Franciszek w Sofii: każdy z nas może się stać budowniczym pokoju
Każdy z nas na wzór św. Franciszka z Asyżu jest powołany, aby stać się budowniczym pokoju - powiedział Ojciec Święty podczas modlitwy w tej intencji, w obecności przedstawicieli różnych wyznań religijnych Bułgarii na placu Niepodległości w Sofii.
Oto tekst papieskiego wystąpienia w tłumaczeniu na język polski:
Drodzy bracia i siostry,
Modliliśmy się o pokój słowami inspirowanymi przez świętego Franciszka z Asyżu, wielkiego miłośnika Boga Stwórcy i Ojca wszystkich. Miłości, której był świadkiem z tą samą pasją i szczerym szacunkiem dla stworzenia i każdej osoby, jaką napotkał na swojej drodze. Miłości, która zmieniła jego spojrzenie, dając mu świadomość, że w każdym jest "promyk światła, rodzący się z osobistej pewności, że jest się nieskończenie kochanym" (Adhort. apost. Evangelii gaudium, 6).
Miłości, która doprowadziła go do bycia autentycznym budowniczym pokoju. Również każdy z nas, idąc w jego ślady, jest powołany, aby stać się budowniczym, "rzemieślnikiem" pokoju.
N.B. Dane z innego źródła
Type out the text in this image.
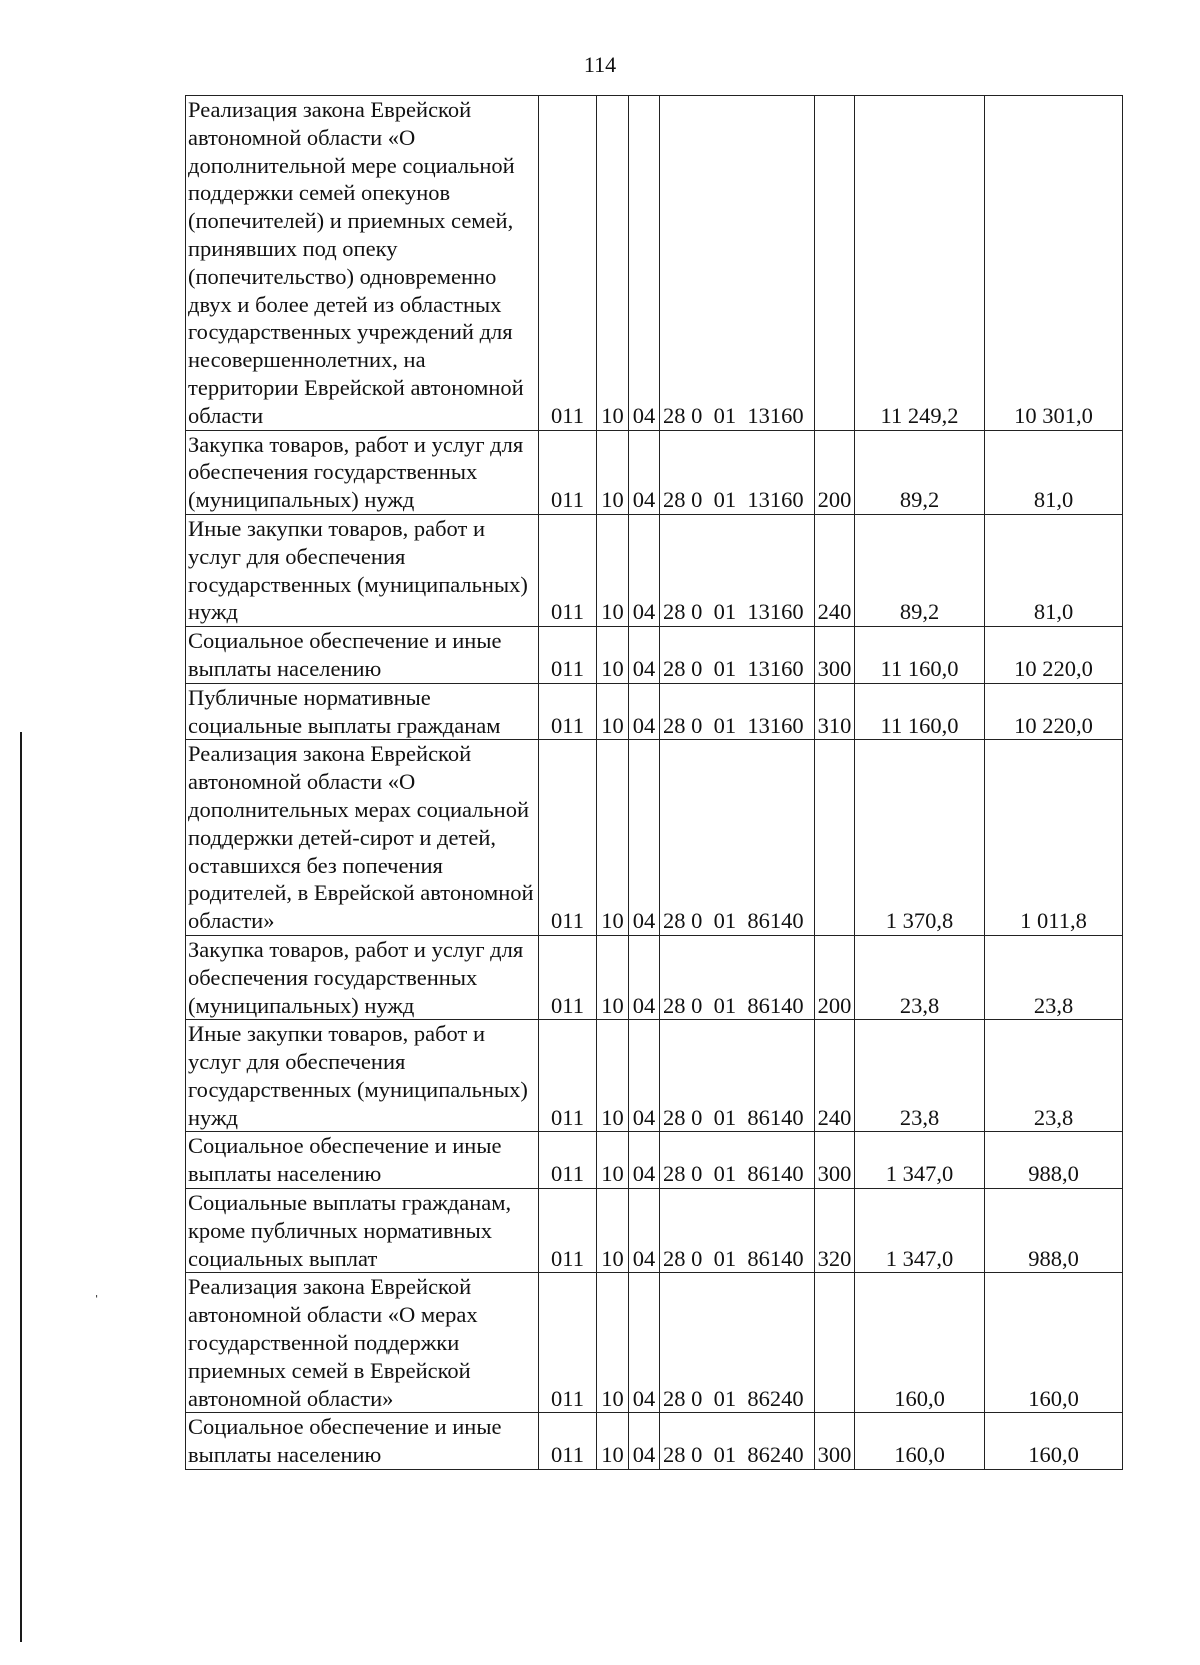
114
ˌ
Реализация закона Еврейской автономной области «О дополнительной мере социальной поддержки семей опекунов (попечителей) и приемных семей, принявших под опеку (попечительство) одновременно двух и более детей из областных государственных учреждений для несовершеннолетних, на территории Еврейской автономной области	011	10	04	28 0  01  13160		11 249,2	10 301,0
Закупка товаров, работ и услуг для обеспечения государственных (муниципальных) нужд	011	10	04	28 0  01  13160	200	89,2	81,0
Иные закупки товаров, работ и услуг для обеспечения государственных (муниципальных) нужд	011	10	04	28 0  01  13160	240	89,2	81,0
Социальное обеспечение и иные выплаты населению	011	10	04	28 0  01  13160	300	11 160,0	10 220,0
Публичные нормативные социальные выплаты гражданам	011	10	04	28 0  01  13160	310	11 160,0	10 220,0
Реализация закона Еврейской автономной области «О дополнительных мерах социальной поддержки детей-сирот и детей, оставшихся без попечения родителей, в Еврейской автономной области»	011	10	04	28 0  01  86140		1 370,8	1 011,8
Закупка товаров, работ и услуг для обеспечения государственных (муниципальных) нужд	011	10	04	28 0  01  86140	200	23,8	23,8
Иные закупки товаров, работ и услуг для обеспечения государственных (муниципальных) нужд	011	10	04	28 0  01  86140	240	23,8	23,8
Социальное обеспечение и иные выплаты населению	011	10	04	28 0  01  86140	300	1 347,0	988,0
Социальные выплаты гражданам, кроме публичных нормативных социальных выплат	011	10	04	28 0  01  86140	320	1 347,0	988,0
Реализация закона Еврейской автономной области «О мерах государственной поддержки приемных семей в Еврейской автономной области»	011	10	04	28 0  01  86240		160,0	160,0
Социальное обеспечение и иные выплаты населению	011	10	04	28 0  01  86240	300	160,0	160,0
Pokoju, o który musimy błagać i dla którego musimy pracować, będącego darem i zadaniem, darem a także stałym i codziennym wysiłkiem na rzecz budowania kultury, w której również pokój byłby prawem podstawowym. Pokój czynny i "umocniony" przeciwko wszelkim formom egoizmu i obojętności, które sprawiają, że przedkładamy interesy małostkowe niektórych nad nienaruszalną godność każdej osoby.
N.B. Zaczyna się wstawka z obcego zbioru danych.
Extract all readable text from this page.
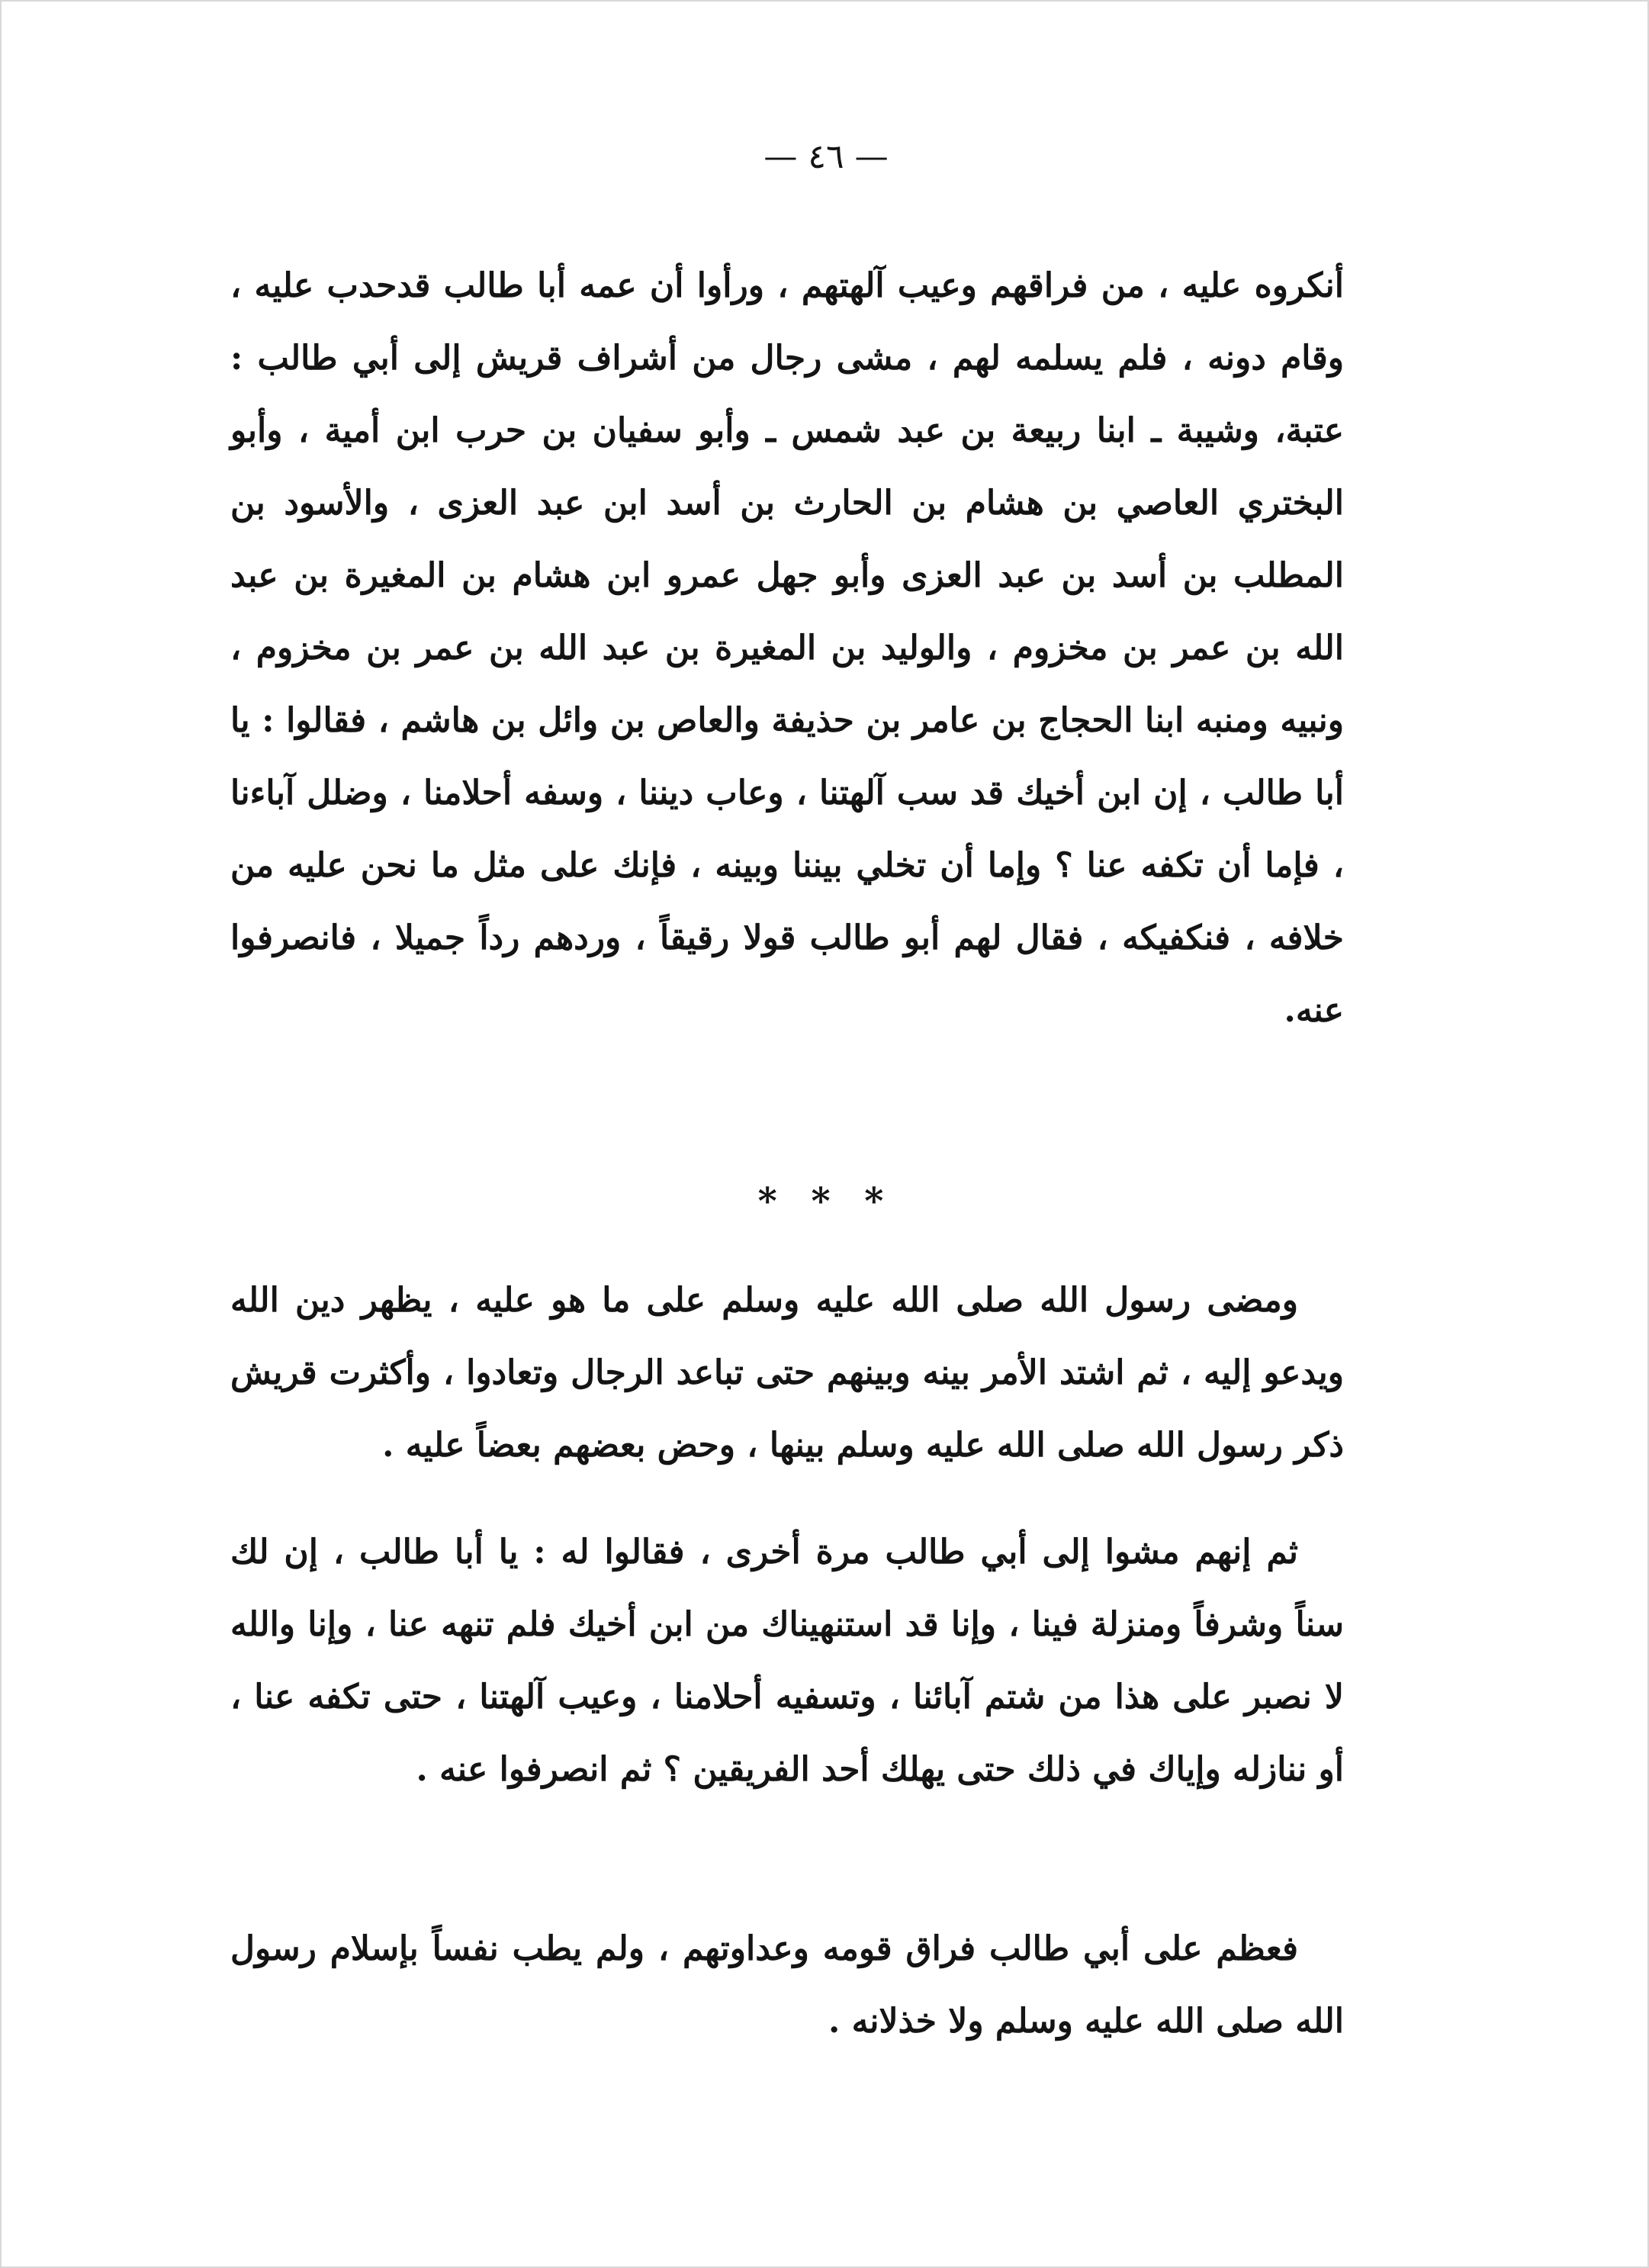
— ٤٦ —

أنكروه عليه ، من فراقهم وعيب آلهتهم ، ورأوا أن عمه أبا طالب قدحدب عليه ، وقام دونه ، فلم يسلمه لهم ، مشى رجال من أشراف قريش إلى أبي طالب : عتبة، وشيبة ـ ابنا ربيعة بن عبد شمس ـ وأبو سفيان بن حرب ابن أمية ، وأبو البختري العاصي بن هشام بن الحارث بن أسد ابن عبد العزى ، والأسود بن المطلب بن أسد بن عبد العزى وأبو جهل عمرو ابن هشام بن المغيرة بن عبد الله بن عمر بن مخزوم ، والوليد بن المغيرة بن عبد الله بن عمر بن مخزوم ، ونبيه ومنبه ابنا الحجاج بن عامر بن حذيفة والعاص بن وائل بن هاشم ، فقالوا : يا أبا طالب ، إن ابن أخيك قد سب آلهتنا ، وعاب ديننا ، وسفه أحلامنا ، وضلل آباءنا ، فإما أن تكفه عنا ؟ وإما أن تخلي بيننا وبينه ، فإنك على مثل ما نحن عليه من خلافه ، فنكفيكه ، فقال لهم أبو طالب قولا رقيقاً ، وردهم رداً جميلا ، فانصرفوا عنه.

* * *

ومضى رسول الله صلى الله عليه وسلم على ما هو عليه ، يظهر دين الله ويدعو إليه ، ثم اشتد الأمر بينه وبينهم حتى تباعد الرجال وتعادوا ، وأكثرت قريش ذكر رسول الله صلى الله عليه وسلم بينها ، وحض بعضهم بعضاً عليه .

ثم إنهم مشوا إلى أبي طالب مرة أخرى ، فقالوا له : يا أبا طالب ، إن لك سناً وشرفاً ومنزلة فينا ، وإنا قد استنهيناك من ابن أخيك فلم تنهه عنا ، وإنا والله لا نصبر على هذا من شتم آبائنا ، وتسفيه أحلامنا ، وعيب آلهتنا ، حتى تكفه عنا ، أو ننازله وإياك في ذلك حتى يهلك أحد الفريقين ؟ ثم انصرفوا عنه .

فعظم على أبي طالب فراق قومه وعداوتهم ، ولم يطب نفساً بإسلام رسول الله صلى الله عليه وسلم ولا خذلانه .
Pokój wymaga i żąda, że z dialogu uczynimy drogę; wzajemną współpracę kodeksem postępowania; wzajemne porozumienie metodą i kryterium (por. Dokument o ludzkim braterstwie, Abu Zabi, 4 lutego 2019 r.), by spotkać się w tym, co nas łączy, szanować siebie w tym, co nas dzieli i zachęcać się do patrzenia w przyszłość jako przestrzeń szansy i godności, zwłaszcza dla przyszłych pokoleń.
Dziś wieczorem jesteśmy tutaj, aby modlić się w obliczu tych niesionych przez nasze dzieci lampionów. Symbolizują one ogień miłości, który w nas płonie i winien stać się lampą miłosierdzia, miłości i pokoju tam, gdzie żyjemy.
Latarnią, która jak pragniemy oświetliłaby cały świat. Ogniem miłości chcemy roztopić lód zimnych wojen. Przeżywamy to wydarzenia na rzecz pokoju na ruinach starożytnej Serdiki w Sofii, będącej centrum Bułgarii. Możemy stąd dostrzec miejsca kultu różnych Kościołów i wyznań religijnych: Świętej Niedzieli naszych braci prawosławnych, Świętego Józefa - nas katolików, synagogę naszych starszych braci - żydów, meczet naszych braci muzułmanów i pobliski kościół Ormian.
Na to miejsce przybywali przez wieki Bułgarzy z Sofii, należący do różnych grup kulturowych i religijnych, aby się spotkać i dyskutować.
Oby to symboliczne miejsce mogło stanowić świadectwo pokoju. W tej chwili nasze głosy łączą się i jednogłośnie wyrażają żarliwe pragnienie pokoju: niech pokój szerzy się po całej ziemi! W naszych rodzinach, w każdym z nas, a szczególnie w tych miejscach, w których tak wiele głosów zostało uciszonych przez wojnę, przytłumionych obojętnością i zlekceważonych przez przygnębiający współudział grup interesu.
Niech wszyscy współpracują w realizacji tego dążenia: przedstawiciele religii, polityki, kultury. Każdy tam, gdzie jest, wykonując należące do siebie zadanie może powiedzieć: "Uczyń mnie narzędziem swojego pokoju". Pragnę, aby spełniło się marzenie papieża świętego Jana XXIII o ziemi, gdzie pokój by się zadomowił. Podążajmy za jego pragnieniem i powiedzmy naszym życiem: Pacem in terris! Pokój na ziemi wszystkim ludziom miłowanym przez Pana.